Hikmah yang dapat diambil dari pencecaran di sidang pengadilan tentu saja adalah saat ini dan selanjutnya sudah bukan masanya lagi bermain kekuasaan dengan cara slintat-slintut di ruang tertutup. Sudah bukan masanya lagi melayani pesanan demi kepentingan pihak tertentu dengan mengorbankan kedamaian masyarakat. Apalagi cuma demi imbalan uang atau janji politik kalau pihak pemesan menang dengan membawa-bawa agama.

Ihwal rawan penyalahgunaan kekuasaan yang kegagalannya merupakan keniscayaan karena era teknologi sudah begitu canggih dan orang bisa mengungkapkan pendapat saat tak setuju. Apalagi saat terkait dengan kontestasi bahkan pertempuran politik saat para pihak yang bersaing saling mencari kelemahan dalam upaya bertahan dan menang.

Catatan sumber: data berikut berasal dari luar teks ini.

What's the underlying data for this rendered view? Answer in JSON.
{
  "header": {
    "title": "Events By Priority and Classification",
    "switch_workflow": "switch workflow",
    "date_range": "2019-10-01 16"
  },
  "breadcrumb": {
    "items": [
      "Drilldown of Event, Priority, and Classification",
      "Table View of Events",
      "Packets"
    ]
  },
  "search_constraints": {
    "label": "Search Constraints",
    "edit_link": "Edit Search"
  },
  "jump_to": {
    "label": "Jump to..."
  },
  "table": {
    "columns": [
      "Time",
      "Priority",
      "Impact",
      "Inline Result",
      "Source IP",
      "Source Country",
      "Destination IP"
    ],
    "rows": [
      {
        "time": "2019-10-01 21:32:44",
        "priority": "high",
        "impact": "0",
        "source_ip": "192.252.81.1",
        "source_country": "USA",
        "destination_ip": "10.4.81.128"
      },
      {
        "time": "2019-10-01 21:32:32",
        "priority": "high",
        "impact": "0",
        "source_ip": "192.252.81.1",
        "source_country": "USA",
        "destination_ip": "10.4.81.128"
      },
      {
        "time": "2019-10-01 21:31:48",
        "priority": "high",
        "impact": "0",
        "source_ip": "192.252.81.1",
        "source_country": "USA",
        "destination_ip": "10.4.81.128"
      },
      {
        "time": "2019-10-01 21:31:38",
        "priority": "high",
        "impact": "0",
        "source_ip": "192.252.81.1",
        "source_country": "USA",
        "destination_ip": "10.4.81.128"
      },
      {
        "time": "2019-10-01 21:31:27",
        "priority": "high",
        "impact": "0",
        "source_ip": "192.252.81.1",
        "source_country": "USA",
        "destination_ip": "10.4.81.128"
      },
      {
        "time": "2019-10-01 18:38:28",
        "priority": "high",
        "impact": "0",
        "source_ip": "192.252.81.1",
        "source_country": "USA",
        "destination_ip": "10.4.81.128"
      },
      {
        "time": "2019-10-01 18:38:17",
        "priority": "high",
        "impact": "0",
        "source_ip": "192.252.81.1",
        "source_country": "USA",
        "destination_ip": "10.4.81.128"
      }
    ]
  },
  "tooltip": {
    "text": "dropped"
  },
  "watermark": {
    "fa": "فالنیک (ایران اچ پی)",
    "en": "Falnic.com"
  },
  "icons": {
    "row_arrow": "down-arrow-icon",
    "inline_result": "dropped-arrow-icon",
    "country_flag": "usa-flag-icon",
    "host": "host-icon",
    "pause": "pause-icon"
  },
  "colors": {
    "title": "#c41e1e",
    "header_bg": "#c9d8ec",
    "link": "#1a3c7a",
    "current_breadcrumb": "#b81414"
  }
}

Juga sebaiknya tokoh publik pada jabatan strategis mestinya amanah, tidak terlalu lugu dan naif, serta memperhitungkan dengan matang manfaat dan mudharat terkait dampak dari satu keputusan yang akan diambil. Bahkan bila perlu memang harus berkomunikasi dengan aparat terkait mengingat adanya risiko terkurasnya energi bangsa sehingga persoalan lain yang mungkin lebih penting dan harus diberi perhatian selayaknya jadi terabaikan dan terbengkalai.